Seu livro, Nebulosas, recebeu o prêmio “Lira de Ouro”, em 1873. Em setembro de 1874, Narcisa recebeu o prêmio mais importante dos Grandes Escritores da Mocidade Acadêmica, uma pena de ouro, entregue pelas mãos do conselheiro das letras Saldanha Marinho.
Em forma de protesto, ela discursou pela liberdade feminina, pedindo que mulheres não fossem mais alvo de preconceitos nem banidas dos espaços literários, jornalísticos e políticos. Narcisa Amalia uma das primeiras Feministas do Brasil.
Narcisa Amália provou com sua bravura o poder que as letras possuem. O de revolucionar, inclusive em uma época que a arte feminina não era reconhecida. Assim, abriu portas para que mais mulheres pudessem construir o sonho de se tornarem escritoras.
— Livre o pensamento que necessário que livres sejam os movimentos que devem executá-lo: o código que o dirige está escrito no seu próprio coração e, uma vez compreendido, a tirania é um crime, a sujeição uma violência, às quais só podem submeter-se a fraqueza e a ignorância.
— Voltai os olhos e vereis: a mulher é a escrava do homem, e, se quebram os elos que a jungem ao poste, fica ainda escrava dos preconceitos. Conservaram-na em trevas para que desconheça o seu direito, e quando rompe a nuvem espessa que segrega-a das lucubrações elevadas, quando quer aspirar o ambiente vivificante das regiões superiores, vem o motejo e a irrisão precipitá-la no abismo de onde nunca deveria ter saído. Olhei para o futuro, escrevi o que pensava, o que havia me ensinado a lição caída dos lábios paternos, e deixei que esses pobres pensamentos fossem peregrinar pelo mundo.
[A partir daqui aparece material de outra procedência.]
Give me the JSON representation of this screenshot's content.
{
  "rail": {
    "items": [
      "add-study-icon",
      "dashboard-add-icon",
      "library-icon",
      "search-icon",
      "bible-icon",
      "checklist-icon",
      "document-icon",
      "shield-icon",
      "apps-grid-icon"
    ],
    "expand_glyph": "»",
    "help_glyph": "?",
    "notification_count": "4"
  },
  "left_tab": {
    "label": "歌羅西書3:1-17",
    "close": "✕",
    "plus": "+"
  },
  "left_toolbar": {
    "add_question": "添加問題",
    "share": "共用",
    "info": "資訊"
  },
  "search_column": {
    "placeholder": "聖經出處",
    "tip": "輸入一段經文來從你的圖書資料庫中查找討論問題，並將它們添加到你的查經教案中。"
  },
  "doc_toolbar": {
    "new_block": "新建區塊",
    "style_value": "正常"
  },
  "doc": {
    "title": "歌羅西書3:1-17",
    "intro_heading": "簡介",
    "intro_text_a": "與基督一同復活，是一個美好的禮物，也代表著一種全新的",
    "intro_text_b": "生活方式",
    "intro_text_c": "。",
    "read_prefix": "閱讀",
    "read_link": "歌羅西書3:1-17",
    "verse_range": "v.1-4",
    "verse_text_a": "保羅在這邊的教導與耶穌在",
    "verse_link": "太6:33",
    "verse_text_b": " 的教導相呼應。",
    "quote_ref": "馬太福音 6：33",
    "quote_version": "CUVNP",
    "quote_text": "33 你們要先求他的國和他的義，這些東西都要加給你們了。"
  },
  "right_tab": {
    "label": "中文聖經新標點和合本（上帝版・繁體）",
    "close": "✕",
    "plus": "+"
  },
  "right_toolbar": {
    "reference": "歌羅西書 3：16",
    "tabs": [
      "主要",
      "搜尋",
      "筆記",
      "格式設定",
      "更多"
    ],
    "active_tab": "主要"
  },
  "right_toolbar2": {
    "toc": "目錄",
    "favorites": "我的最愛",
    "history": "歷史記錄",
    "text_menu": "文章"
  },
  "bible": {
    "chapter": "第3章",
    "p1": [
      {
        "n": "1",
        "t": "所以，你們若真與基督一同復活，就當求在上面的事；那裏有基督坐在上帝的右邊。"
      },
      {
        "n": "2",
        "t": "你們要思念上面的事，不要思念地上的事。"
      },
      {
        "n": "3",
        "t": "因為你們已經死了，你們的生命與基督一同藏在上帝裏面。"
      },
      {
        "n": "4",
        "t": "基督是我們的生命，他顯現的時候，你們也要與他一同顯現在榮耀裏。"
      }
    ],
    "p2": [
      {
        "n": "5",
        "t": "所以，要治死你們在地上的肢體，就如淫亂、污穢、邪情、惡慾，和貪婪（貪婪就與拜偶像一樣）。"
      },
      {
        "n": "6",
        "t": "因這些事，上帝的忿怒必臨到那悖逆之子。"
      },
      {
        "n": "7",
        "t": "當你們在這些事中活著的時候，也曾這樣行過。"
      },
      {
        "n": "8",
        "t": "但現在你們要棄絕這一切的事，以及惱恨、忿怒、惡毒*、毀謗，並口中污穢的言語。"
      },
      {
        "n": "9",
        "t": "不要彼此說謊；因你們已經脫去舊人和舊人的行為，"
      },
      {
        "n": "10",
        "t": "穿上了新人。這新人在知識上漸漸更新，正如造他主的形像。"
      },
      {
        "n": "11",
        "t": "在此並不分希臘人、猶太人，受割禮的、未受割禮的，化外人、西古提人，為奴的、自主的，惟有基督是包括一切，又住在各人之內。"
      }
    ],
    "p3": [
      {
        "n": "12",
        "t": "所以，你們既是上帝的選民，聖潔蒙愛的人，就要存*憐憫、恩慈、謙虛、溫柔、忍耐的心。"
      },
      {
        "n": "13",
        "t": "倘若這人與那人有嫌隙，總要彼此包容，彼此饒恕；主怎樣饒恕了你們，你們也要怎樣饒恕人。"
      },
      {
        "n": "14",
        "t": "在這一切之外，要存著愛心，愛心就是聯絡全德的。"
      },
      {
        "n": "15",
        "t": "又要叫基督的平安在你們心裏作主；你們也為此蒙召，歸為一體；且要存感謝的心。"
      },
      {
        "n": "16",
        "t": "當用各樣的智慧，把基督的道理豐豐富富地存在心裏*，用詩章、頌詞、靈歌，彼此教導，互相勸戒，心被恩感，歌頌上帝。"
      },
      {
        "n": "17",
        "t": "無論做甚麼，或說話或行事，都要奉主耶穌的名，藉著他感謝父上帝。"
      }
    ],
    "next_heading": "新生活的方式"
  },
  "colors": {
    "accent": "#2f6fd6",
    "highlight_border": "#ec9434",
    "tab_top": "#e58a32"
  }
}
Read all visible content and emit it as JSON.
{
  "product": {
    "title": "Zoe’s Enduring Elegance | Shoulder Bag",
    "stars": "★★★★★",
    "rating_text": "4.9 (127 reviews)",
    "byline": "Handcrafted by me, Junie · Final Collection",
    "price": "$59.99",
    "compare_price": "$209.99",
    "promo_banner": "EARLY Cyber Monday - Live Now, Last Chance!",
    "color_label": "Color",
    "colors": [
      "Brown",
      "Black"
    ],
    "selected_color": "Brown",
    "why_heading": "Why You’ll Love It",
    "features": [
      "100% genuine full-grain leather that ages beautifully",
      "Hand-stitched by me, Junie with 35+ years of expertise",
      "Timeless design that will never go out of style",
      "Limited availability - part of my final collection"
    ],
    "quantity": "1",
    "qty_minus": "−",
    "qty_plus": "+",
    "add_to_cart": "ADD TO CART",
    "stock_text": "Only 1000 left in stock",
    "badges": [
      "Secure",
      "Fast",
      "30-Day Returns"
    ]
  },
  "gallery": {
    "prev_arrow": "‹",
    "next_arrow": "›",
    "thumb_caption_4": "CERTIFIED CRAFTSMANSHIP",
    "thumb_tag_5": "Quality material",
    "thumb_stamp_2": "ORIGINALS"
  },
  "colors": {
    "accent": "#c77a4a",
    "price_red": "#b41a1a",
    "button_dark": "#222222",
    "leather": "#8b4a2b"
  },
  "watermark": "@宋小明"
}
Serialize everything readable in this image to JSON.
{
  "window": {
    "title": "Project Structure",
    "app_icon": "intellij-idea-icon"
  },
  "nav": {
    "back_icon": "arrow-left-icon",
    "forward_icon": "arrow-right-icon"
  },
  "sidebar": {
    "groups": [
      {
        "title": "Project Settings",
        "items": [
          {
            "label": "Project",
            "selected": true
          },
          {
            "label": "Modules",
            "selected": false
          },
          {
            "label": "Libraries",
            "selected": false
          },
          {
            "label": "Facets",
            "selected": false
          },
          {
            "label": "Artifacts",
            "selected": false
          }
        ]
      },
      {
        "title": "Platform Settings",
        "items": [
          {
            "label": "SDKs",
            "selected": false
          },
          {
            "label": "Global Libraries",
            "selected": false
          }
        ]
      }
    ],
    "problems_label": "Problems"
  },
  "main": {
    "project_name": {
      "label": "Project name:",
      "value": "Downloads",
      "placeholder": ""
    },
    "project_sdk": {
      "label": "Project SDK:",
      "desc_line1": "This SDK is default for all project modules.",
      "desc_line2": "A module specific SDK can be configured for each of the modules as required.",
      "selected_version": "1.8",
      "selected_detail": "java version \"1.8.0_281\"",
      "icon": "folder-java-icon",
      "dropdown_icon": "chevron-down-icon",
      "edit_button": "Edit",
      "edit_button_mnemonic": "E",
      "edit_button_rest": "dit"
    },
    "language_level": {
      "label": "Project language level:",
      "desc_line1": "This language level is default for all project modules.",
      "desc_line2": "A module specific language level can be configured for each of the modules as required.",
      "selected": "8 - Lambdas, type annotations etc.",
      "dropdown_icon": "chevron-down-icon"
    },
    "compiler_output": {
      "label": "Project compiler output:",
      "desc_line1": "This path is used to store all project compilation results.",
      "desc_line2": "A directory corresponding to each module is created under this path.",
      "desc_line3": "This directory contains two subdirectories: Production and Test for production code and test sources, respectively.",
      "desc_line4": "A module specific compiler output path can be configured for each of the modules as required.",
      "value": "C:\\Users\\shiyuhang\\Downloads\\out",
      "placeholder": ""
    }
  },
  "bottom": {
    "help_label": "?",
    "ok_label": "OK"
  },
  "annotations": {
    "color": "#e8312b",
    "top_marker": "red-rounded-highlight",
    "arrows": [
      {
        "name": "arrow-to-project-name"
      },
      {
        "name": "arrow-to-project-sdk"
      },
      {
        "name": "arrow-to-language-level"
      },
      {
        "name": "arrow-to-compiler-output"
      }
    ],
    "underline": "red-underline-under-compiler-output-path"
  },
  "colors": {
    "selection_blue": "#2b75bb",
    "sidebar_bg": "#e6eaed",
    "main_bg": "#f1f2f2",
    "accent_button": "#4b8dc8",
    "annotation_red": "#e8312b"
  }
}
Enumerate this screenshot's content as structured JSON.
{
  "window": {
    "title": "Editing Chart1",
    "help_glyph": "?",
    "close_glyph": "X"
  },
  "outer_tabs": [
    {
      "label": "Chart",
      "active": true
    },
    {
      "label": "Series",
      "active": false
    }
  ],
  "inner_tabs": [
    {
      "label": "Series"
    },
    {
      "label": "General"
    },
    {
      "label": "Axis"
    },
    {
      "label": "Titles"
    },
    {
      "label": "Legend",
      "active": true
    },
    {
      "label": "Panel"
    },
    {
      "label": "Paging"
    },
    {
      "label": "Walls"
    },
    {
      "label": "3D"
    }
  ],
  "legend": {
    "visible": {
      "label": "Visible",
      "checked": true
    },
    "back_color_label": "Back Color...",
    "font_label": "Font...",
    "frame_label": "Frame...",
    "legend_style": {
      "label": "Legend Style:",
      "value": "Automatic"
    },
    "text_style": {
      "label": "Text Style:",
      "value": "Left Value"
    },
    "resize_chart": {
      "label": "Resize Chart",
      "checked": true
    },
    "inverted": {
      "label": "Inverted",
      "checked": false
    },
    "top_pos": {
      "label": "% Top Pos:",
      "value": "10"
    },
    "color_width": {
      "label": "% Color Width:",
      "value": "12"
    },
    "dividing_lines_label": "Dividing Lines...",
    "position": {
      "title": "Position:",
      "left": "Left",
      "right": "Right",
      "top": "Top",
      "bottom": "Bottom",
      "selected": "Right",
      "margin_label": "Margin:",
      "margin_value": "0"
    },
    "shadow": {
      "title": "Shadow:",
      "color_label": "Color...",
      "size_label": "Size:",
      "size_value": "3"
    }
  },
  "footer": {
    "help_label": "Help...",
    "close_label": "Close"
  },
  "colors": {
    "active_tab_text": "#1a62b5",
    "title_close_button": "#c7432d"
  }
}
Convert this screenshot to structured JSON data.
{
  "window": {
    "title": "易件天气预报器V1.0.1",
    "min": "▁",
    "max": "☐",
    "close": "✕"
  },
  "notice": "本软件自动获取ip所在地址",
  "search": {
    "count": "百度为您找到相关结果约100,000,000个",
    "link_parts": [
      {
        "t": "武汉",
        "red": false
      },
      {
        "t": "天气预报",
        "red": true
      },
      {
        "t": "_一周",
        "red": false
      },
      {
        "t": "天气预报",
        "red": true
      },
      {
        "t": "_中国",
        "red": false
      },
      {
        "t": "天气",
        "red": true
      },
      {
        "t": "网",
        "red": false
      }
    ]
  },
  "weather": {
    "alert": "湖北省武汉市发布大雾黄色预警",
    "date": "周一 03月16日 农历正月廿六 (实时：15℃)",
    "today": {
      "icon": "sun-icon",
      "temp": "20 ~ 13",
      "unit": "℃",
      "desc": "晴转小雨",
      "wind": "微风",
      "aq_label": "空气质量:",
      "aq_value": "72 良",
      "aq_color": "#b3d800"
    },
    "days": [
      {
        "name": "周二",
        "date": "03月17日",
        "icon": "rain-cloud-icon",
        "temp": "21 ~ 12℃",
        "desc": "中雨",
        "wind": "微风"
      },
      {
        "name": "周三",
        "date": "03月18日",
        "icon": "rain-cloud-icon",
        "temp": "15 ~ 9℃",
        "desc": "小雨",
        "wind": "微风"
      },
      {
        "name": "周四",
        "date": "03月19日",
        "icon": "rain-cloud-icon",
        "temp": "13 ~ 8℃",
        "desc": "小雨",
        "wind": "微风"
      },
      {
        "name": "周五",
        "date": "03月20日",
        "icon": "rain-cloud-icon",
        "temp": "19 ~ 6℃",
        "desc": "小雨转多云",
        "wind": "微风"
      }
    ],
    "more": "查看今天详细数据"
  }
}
Ela se apegou às cartas para falar de sua angústia diante do fato de que outras escritoras não pudessem publicar suas obras com seus próprios nomes. O pseudônimo era um recurso utilizado para que as mulheres traspusessem os limites do patriarcado no mundo acadêmico. Entristecida e revoltada, escreveu para o amigo, Alfredo Sodré, que muito a admirava:
— Como há de a mulher revelar-se artista se os preconceitos sociais exigem que o seu coração cedo perca a probidade, habituando-se ao balbucio de insignificantes frases convencionais?…
Narcisa carregou, desde os primeiros passos, a força de uma guerreira. Por isso alcançou o que mais pretendia, por meio das letras que permeiam sua Poesia. Abrir portas para outras meninas e mulheres, cada vez mais, manifestarem sua essência criativa e, pela arte, revolucionarem todos os espaços.